Les électeurs d’Emmanuel Macron au premier tour de l’élection présidentielle de 2017 sont 94 % à se dire favorables à cette loi ; 95 % pour ceux qui ont l’intention de voter LREM aux européennes de 2019 ; 
83 % des Français se disent favorables à la loi de 2004, qui interdit le port de signes religieux ou de tenues manifestant une appartenance religieuse dans les écoles, les collèges et les lycées publics. 88 % chez les électeurs d’Emmanuel Macron au premier tour de la dernière élection présidentielle, et 87 % chez ceux qui veulent voter LREM aux prochaines européennes. 
Petite parenthèse à ce stade : revient parfois l’argument selon lequel la défense de la laïcité se fait d’abord et avant tout contre les musulmans, que celles et ceux qui défendent la laïcité le font d’abord par une supposée « islamophobie ». En raison de la taille importante de son échantillon (2500 personnes), cette enquête permet pour la première fois d’avoir sur ce sujet un aperçu du point de vue des musulmans, généralement exclus de l’analyse en raison de leur trop faible nombre dans l’échantillon d’une enquête classique (autour de 1000 personnes). Ce que nous dévoile cette enquête, c’est qu’une grande majorité des personnes qui se disent musulmanes sont favorables à la loi de 1905. En somme, expliquer qu’il est nécessaire d’adapter la loi de 1905 pour répondre aux besoins et attentes d’une majorité des personnes de confession musulmane de ce pays semble être un argument quelque peu caduc. Parmi les personnes qui se disent musulmanes dans l’enquête, 75 % disent être favorables à la loi de 1905.
On trouve la même chose d’ailleurs quand on leur demande s’ils souhaitent ou non assouplir certains aspects de cette loi, ou la garder telle quelle : 
71 % des Français veulent garder cette loi telle qu’elle est, 24 % veulent « l’assouplir » ; 
79 % des électeurs d’Emmanuel Macron au premier tour de la dernière présidentielle (+8 par rapport à la moyenne des Français) veulent garder cette loi telle qu’elle est, et 20 % l’assouplir. 
Chez les personnes qui se déclarent de confession musulmane, 66 % déclarent vouloir la garder telle qu’elle est, et 24 % assouplir certains aspects de cette loi. »

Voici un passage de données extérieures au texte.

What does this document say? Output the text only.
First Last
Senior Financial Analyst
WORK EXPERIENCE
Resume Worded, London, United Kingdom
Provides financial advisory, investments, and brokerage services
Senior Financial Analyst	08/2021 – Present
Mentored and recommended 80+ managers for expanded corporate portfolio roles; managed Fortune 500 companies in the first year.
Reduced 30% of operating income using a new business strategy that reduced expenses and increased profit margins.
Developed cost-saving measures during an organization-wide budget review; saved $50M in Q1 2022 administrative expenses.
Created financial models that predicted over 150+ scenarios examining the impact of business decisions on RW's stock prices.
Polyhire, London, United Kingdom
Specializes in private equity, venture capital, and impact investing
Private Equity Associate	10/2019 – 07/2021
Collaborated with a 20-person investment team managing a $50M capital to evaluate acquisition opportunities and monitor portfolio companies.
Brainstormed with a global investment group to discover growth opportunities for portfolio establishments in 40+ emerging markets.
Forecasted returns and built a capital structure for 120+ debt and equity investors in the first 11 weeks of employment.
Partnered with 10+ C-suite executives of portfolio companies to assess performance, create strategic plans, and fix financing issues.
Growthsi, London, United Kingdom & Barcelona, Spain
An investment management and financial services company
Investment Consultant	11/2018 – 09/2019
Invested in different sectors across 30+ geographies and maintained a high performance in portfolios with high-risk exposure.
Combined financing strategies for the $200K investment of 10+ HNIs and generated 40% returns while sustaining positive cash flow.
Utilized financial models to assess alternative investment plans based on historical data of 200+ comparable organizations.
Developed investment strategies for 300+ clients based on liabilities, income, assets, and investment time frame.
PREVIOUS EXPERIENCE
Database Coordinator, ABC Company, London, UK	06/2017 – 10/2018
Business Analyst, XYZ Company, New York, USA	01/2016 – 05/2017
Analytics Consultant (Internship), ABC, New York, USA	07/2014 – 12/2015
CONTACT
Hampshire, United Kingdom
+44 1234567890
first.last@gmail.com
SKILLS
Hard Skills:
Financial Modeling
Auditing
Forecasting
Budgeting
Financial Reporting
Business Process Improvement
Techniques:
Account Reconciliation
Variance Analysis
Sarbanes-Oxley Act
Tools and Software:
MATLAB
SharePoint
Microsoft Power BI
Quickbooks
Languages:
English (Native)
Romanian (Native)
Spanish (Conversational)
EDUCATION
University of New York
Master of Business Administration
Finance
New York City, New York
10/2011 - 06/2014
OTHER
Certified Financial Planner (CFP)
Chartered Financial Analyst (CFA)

L’intégralité de l’étude est téléchargeable ici en pdf.

 

De son côté, l’Observatoire de la laïcité publie une étude commandée à l’institut Viavoice, datée de janvier 20192, intitulée « Etat des lieux de la laïcité en France ». Elle s’intéresse à la perception et aussi à la connaissance de la laïcité par les sondés, à leur appréciation du principe de laïcité relativement à son application. La relative bonne connaissance que les personnes interrogées ont d’un principe politique et juridique plutôt difficile et leur fort attachement à ce principe sont soulignés d’emblée par la brève présentation en ligne :

« Il ressort des résultats un attachement à la laïcité très largement majoritaire dans notre pays (73% des répondants se déclarent attachés à la laïcité telle que définie par le droit, après rappel de cette définition), même si certains écarts peuvent être soulignés selon l’âge ou la catégorie sociale des répondants. À noter qu’une majorité des Français donne une définition exacte (en droit) de la laïcité (57%). »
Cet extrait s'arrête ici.